In Syria, ISIS has a small core area of control, a wider area of operational freedom, and no real ground-level counter-force pressuring the group.
What it doesn’t have is an administrative entity that actually comprises half of the country’s territory.
In other areas, over-emphasis on ISIS’s territorial control can have an even more distorting impact on the group’s actual reach. In Libya, it’s been frequently reported that ISIS rules over territory, with The New York Times reporting in March that ISIS had a foothold in Sirte, along the Mediterranean coast. On May 21st, Reuters reported that ISIS had captured the city.
In reality, ISIS doesn’t really control any territory in Libya, or at least not in the same sense as in Iraq and Syria.
“The places they’re said to be in control of are heavily contested,” Daveed Gartenstein-Ross, a senior fellow at the Foundation for Defense of Democracies, told Business Insider. “It hasn’t captured cities and imposed an administrative structure.”
The idea that ISIS has territorial control in Libya “directly feeds into ISIS propaganda,” says Gartenstein-Ross. It shows that the “caliphate” has spread beyond Iraq and Syria, and that he group can fight and hold territory far beyond its center of power. An exaggerated sense of ISIS’s Libya capabilities may have been part of what convinced the Nigerian jihadist group Boko Haram to pledge allegiance to ISIS in March.
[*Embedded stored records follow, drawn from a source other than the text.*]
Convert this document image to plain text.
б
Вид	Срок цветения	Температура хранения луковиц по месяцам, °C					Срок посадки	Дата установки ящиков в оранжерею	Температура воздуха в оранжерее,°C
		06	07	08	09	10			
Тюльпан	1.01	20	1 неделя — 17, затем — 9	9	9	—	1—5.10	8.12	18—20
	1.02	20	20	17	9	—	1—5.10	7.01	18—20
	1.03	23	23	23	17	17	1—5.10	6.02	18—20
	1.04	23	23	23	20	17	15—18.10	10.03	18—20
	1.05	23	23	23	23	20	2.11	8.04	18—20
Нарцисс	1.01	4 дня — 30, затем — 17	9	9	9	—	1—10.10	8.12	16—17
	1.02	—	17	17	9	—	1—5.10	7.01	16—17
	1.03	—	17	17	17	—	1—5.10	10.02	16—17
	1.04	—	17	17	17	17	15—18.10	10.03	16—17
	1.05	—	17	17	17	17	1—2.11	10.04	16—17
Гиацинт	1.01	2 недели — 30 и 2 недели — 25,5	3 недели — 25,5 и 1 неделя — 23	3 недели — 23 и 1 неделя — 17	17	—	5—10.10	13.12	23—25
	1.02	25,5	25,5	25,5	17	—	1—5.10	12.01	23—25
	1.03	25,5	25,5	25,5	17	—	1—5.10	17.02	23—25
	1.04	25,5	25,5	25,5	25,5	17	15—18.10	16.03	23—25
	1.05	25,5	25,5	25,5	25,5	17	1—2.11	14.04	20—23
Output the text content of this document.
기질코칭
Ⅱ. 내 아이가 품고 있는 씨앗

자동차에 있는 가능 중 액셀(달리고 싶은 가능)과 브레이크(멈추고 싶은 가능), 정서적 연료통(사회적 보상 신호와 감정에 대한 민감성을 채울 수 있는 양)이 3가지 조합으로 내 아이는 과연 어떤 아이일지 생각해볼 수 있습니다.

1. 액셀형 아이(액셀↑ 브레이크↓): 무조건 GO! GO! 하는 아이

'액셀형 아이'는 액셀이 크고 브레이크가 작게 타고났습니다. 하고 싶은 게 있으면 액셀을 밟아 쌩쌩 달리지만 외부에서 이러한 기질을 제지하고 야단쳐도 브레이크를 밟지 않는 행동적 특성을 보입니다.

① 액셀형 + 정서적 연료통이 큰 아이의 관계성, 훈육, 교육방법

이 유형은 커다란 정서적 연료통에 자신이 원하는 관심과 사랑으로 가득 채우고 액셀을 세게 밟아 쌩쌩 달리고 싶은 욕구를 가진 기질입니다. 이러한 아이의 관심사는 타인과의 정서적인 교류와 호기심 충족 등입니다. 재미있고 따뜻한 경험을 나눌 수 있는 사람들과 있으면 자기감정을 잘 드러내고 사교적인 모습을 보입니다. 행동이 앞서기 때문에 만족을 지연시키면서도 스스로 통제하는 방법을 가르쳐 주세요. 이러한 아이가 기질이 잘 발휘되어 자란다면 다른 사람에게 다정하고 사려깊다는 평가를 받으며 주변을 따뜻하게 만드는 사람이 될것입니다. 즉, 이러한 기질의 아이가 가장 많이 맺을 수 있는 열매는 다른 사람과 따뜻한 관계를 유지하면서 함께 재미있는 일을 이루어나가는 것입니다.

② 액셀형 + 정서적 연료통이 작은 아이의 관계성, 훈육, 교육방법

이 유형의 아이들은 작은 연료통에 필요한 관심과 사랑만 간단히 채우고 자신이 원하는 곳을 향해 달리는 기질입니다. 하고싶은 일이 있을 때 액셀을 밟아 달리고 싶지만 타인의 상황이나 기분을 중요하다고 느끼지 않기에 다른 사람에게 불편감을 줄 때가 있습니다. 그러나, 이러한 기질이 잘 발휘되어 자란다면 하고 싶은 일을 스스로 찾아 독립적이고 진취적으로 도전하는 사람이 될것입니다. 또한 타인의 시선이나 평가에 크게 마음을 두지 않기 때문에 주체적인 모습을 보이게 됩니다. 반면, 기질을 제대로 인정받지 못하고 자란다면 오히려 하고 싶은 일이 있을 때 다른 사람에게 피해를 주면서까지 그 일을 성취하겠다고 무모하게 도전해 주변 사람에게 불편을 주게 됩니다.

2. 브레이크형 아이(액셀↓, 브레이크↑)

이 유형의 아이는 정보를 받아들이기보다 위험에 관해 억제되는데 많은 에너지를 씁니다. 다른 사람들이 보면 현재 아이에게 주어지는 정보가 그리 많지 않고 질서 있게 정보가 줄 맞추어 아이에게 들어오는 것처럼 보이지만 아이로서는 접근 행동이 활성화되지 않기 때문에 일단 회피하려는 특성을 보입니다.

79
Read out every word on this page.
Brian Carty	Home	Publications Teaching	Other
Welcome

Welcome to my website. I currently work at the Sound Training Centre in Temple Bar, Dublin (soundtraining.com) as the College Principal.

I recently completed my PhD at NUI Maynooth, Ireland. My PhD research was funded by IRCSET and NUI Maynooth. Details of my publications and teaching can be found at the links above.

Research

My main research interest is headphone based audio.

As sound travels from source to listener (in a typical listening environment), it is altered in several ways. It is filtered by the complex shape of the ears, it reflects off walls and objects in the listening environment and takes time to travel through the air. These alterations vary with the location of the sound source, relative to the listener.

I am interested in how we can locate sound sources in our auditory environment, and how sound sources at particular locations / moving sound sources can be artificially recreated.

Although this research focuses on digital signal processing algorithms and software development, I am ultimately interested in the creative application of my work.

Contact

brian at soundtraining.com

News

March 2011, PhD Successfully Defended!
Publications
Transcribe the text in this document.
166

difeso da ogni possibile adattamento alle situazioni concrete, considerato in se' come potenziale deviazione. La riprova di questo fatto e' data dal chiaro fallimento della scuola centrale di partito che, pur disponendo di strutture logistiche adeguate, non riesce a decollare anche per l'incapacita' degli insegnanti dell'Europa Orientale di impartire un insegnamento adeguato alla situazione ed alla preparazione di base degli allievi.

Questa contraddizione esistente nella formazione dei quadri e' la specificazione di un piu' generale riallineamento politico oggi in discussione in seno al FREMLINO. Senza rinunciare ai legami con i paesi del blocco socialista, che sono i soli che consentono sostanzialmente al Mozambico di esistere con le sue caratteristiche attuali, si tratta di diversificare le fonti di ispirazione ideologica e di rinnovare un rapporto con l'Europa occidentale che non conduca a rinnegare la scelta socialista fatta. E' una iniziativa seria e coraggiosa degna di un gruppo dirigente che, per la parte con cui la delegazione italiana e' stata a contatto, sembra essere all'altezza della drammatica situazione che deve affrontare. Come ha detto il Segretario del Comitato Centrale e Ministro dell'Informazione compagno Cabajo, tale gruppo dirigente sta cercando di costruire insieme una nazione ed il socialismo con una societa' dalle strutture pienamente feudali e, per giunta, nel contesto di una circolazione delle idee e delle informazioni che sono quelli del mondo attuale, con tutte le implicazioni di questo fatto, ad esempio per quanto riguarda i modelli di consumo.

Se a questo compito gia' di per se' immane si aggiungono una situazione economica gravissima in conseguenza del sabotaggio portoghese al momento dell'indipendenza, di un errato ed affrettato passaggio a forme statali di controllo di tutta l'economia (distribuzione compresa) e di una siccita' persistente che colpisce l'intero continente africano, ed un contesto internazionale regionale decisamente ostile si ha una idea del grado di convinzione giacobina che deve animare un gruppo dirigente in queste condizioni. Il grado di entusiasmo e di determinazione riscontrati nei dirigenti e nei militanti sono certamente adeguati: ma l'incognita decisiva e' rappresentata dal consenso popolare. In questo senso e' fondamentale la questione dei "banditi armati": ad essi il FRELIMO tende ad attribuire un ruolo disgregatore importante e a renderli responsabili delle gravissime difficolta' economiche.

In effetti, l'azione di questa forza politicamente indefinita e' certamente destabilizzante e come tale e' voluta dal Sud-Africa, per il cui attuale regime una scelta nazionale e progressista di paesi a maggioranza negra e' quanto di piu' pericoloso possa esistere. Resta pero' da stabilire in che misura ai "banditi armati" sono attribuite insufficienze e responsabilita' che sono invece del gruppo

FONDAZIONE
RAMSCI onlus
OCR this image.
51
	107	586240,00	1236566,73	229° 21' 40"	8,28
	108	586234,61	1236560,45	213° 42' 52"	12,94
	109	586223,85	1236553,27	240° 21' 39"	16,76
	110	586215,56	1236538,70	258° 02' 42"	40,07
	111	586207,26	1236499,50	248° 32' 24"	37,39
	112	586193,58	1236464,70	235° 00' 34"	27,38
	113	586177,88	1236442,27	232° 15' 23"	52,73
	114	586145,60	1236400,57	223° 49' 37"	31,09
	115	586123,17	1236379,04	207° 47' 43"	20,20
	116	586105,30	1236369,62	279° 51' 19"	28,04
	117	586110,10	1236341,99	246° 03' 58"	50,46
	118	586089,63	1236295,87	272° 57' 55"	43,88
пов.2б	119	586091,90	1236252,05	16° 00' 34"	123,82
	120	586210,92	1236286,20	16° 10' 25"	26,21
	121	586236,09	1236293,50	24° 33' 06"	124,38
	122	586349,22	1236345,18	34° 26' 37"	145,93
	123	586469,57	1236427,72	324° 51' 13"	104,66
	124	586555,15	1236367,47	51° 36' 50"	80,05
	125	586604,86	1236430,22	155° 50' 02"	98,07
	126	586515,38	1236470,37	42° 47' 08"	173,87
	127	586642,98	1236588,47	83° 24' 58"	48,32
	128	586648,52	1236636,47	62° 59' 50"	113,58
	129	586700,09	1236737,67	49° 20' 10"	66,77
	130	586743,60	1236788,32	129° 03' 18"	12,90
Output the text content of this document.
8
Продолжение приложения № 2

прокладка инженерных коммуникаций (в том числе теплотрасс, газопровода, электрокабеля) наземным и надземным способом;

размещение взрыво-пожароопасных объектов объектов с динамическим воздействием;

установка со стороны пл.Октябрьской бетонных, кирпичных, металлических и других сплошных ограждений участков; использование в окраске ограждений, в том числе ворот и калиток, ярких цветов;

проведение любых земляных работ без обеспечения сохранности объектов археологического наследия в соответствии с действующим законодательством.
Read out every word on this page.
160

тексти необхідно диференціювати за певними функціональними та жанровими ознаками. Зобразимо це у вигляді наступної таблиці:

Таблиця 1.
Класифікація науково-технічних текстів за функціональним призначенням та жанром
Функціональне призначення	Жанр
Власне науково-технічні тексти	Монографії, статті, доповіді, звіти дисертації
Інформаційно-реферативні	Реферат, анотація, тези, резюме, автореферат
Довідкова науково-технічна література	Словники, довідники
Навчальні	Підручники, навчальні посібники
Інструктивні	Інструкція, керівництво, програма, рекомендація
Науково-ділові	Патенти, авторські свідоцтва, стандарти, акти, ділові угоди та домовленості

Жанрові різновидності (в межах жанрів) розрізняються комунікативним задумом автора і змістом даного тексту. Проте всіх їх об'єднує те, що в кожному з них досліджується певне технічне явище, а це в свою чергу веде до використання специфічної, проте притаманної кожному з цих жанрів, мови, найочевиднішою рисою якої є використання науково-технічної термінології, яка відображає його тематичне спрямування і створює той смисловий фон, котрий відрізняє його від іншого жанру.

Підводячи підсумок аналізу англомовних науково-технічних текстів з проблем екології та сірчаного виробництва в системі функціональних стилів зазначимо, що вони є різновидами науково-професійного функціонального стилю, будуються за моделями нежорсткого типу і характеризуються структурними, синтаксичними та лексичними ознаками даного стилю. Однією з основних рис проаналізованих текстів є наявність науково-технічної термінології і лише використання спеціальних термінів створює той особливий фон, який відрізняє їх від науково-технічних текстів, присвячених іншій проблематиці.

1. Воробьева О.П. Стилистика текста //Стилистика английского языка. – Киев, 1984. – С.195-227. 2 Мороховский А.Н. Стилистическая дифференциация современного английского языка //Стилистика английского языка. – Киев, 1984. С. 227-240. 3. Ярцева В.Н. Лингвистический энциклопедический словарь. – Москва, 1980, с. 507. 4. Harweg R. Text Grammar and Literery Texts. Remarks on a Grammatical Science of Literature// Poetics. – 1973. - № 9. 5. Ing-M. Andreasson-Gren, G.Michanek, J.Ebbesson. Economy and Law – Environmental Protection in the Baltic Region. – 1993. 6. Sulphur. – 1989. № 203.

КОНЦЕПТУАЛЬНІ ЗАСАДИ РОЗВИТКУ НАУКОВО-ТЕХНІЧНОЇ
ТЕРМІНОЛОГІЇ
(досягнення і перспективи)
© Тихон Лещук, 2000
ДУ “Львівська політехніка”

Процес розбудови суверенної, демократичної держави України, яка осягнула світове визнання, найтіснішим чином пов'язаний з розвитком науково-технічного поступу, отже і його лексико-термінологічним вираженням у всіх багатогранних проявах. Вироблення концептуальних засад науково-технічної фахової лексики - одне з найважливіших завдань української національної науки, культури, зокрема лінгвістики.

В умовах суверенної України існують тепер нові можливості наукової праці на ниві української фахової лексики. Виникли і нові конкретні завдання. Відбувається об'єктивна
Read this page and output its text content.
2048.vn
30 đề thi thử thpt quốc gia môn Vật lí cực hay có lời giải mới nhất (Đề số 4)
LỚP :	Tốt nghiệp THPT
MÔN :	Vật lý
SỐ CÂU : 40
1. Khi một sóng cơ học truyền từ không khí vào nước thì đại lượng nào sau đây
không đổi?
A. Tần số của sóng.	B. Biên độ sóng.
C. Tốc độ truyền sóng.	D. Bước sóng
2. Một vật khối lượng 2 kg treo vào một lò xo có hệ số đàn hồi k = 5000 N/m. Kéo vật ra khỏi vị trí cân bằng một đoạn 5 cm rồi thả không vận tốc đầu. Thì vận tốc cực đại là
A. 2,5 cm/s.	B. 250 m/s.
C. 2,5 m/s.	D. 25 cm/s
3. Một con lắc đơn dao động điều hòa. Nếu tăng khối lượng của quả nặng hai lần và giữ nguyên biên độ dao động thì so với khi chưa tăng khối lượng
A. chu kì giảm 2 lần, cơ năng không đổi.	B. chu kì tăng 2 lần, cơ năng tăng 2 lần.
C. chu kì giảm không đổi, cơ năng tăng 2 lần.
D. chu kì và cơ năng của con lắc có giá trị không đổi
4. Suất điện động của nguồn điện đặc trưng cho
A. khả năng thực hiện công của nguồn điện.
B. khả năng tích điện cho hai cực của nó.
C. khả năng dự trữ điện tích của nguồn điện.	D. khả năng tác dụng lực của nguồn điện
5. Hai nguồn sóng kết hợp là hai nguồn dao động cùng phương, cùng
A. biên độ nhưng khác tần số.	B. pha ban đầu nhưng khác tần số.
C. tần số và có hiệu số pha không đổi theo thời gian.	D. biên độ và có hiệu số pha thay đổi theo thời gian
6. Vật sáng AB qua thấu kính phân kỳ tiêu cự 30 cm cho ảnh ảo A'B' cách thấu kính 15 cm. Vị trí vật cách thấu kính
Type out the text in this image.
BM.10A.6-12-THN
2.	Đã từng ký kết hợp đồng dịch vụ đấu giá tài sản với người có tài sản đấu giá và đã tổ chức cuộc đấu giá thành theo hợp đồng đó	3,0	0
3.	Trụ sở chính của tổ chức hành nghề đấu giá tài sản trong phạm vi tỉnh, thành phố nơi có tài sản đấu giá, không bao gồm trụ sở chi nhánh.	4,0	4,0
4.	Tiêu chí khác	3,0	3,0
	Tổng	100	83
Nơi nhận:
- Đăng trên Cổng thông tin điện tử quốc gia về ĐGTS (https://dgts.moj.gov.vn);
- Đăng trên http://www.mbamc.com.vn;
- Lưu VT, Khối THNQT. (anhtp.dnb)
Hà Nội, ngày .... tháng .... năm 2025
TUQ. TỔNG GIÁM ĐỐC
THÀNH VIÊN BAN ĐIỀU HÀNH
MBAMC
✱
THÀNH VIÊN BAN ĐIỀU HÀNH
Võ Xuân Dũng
Understanding the nature and extent of ISIS’s territorial control is especially important amidst growing criticism of the US’s strategy against the group. Gartentstein-Ross explained that ISIS has adjusted its own battlefield approach, opting for small-scale attacks over vulnerable large-scale mobilizations. Furthermore, the group is only opening fronts against forces they are relatively certain they can defeat, like the Iraqi military.
“They’re using smaller and more mobile units that are better at evading the air campaign,” says Gartenstein-Ross.
ISIS’s tactics are adjusting to the US’s now 11-month-old air campaign, but this doesn’t mean the group is invincible. ISIS took Palmyra because the Syrian regime fled, and it took Ramadi because the Iraqi Security Forces aren’t a viable or a competent fighting force.
On the other hand, ISIS has an apparent unwillingness to contest areas held by battle-hardened Iranian-supported Shi’ite militia groups in both Iraq and Syria, and has made little progress against Kurdish forces in either country.
So even as the group expands, it’s clear that it isn’t on an inevitable victory march across Iraq and Syria.
“I don’t think their capability should be overstated vis a vis the full range of their opponents,” says Gartenstein-Ross.